Un
individu mérite-t-il une seconde chance dans la vie, après avoir
commis une faute et en avoir payé le prix à la société, ou
doit-il en subir les conséquences à jamais ?
Nulle
part sur la terre concerne une
quête de rédemption, une
rédemption qui existe à plusieurs niveaux. Se sauve-t-on soi-même
lorsqu’on sauve quelqu’un ? Peut-on changer le passé ?
Que fait-on lorsqu’on ne peut pas dormir la nuit en raison des
erreurs qu’on a commises, des vies qu’on a changées ?

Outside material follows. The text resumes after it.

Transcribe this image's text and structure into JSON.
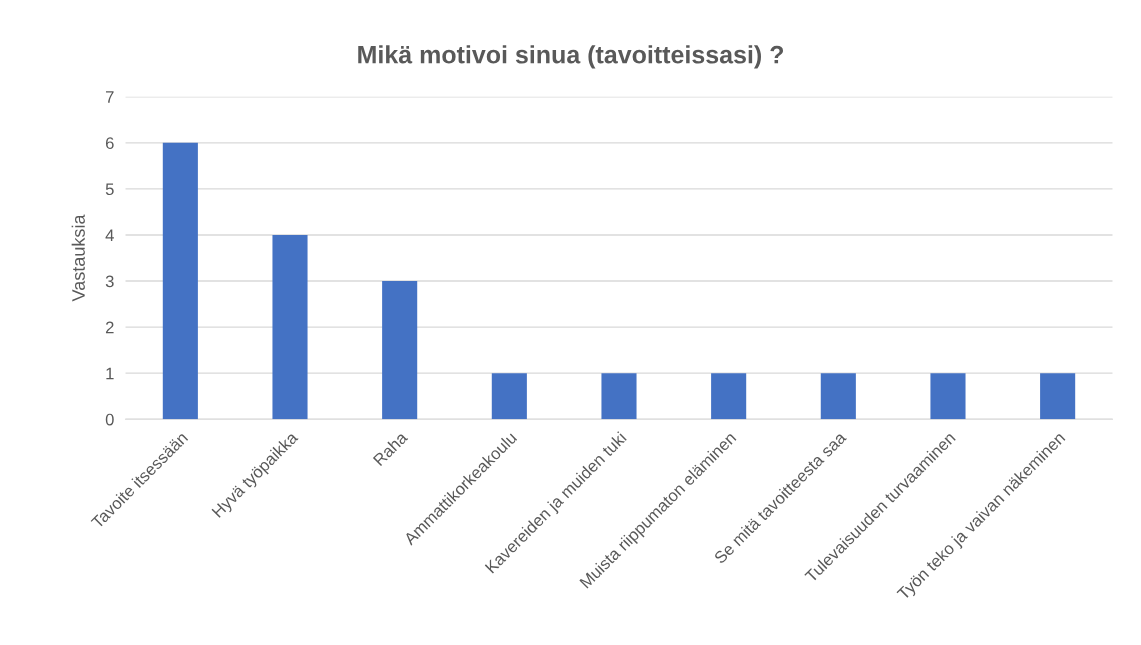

Prend-t-on la main de quelqu’un qui la tend ?
Ce
ne sont que quelques-unes des questions que Michael Farris Smith pose
dans son triste et brillant nouveau roman.
Dans
un coin reculé du Mississippi, Russell Gaines vient de sortir de
prison après avoir purgé une peine de 11 ans d’enfermement. Il a
passé ce temps à réfléchir à beaucoup de choses : l’erreur
qu’il a commise, ceux qui continueront à lui vouloir du mal après
sa libération, la femme qu’il aimait et qu’il a perdue.
Il
est prêt à recommencer sa vie, même s’il sait que ce ne sera pas
chose facile. Et cela il s’en aperçoit rapidement !
Un
comité d’accueil est prêt à en découdre avec lui, estimant
qu’il est loin d’avoir payé sa dette. Russell doit choisir sa
façon de répondre : jusqu’où se laisser pousser avant de
réagir, en sachant très bien que les portes du pénitencier ne sont
jamais tout à fait refermées ?
Pendant
ce temps, une jeune femme nommée Maben marche le long d’une route,
en compagnie de sa jeune fille Annalee, emportant dans un sac
plastique leurs maigres affaires, en quête d’un abri pour se
reposer et avoir un peu de répit. Maben a le sentiment de passer sa
vie à fuir quelque chose et elle ne veut pas exposer sa fille à ses
propres erreurs.
Elle
se laissa glisser le long du mur et s’allongea par terre, la tête
posée sur un bras, et elle se mit à pleurer en silence. Et tandis
que les larmes coulaient, elle revoyait le sachet glisser sous la
porte. Elle revoyait les sales habitudes refuser de l’écouter,
refuser de la laisser tranquille. Refuser de se tenir loin d’elle
mais se rapprocher au contraire, à pas furtifs, jusqu’à
s’immiscer tout contre elle et la petite.
Un
jour, les routes de Russell et Maben vont se croiser. Aucun des deux
ne veut parler de l’autre. Russell sent néanmoins qu’il est de
son devoir de protéger Maben et Annalee, bien qu’il pense qu’elle
lui cache un terrible secret. Quand il le découvre, il est déjà
trop tard pour s’en dépêtrer,
et il doit décider s’il faut prendre la fuite ou accepter ce qui
finira bien par arriver.
C’est
vraiment un livre phénoménal. Je ne connaissais pas cet auteur, et
j’ai pourtant été captivé immédiatement par sa prose, une
prose expressive toute en finesse et en vitalité qui enchaîne le
lecteur insidieusement, par
ses personnages fortement
dessinés qui entrent dans votre conscience en tant que personnes
réelles et authentiques, par
le monde sombre, presque déprimant, qu’il
décrit.
Il
se
dégage de l’écriture
une langueur, un rythme lent et comme un temps suspendu par moments,
dans les gestes des personnages, dans le déroulé de l’histoire,
pas de vitesse. Ce n’est pas un ralenti, mais une lenteur que
j’aime beaucoup…cette scène, quand Russell retrouve son père,
la pêche, le retour et le temps de réadaptation entre père et
fils, la manière qu’ils ont de se ré-apprivoiser.
Michael
Farris Smith fait un merveilleux
travail sur l’humanité de tous les personnages, forçant le
lecteur à éprouver de l’empathie même pour les plus sombres, à
essayer
de trouver un moment de compréhension, même pour les personnes plus
méprisables.
Il
avait passé de nombreuses nuits à réfléchir aux paroles du
prêtre. Le pardon est là si vous le voulez. Peu importe ce que vous
avez fait. Il y avait quelque chose de bizarre là-dedans. Il fallait
bien qu’il y ait un point de non-retour. Des choses qu’on ne
pouvait pas réparer. Il avait côtoyé les pires spécimens
d’humanité et il aurait voulu qu’ils soient punis de leurs
crimes afin de pouvoir se sentir différent d’eux.
Une
lecture exceptionnelle et superbe que je recommande.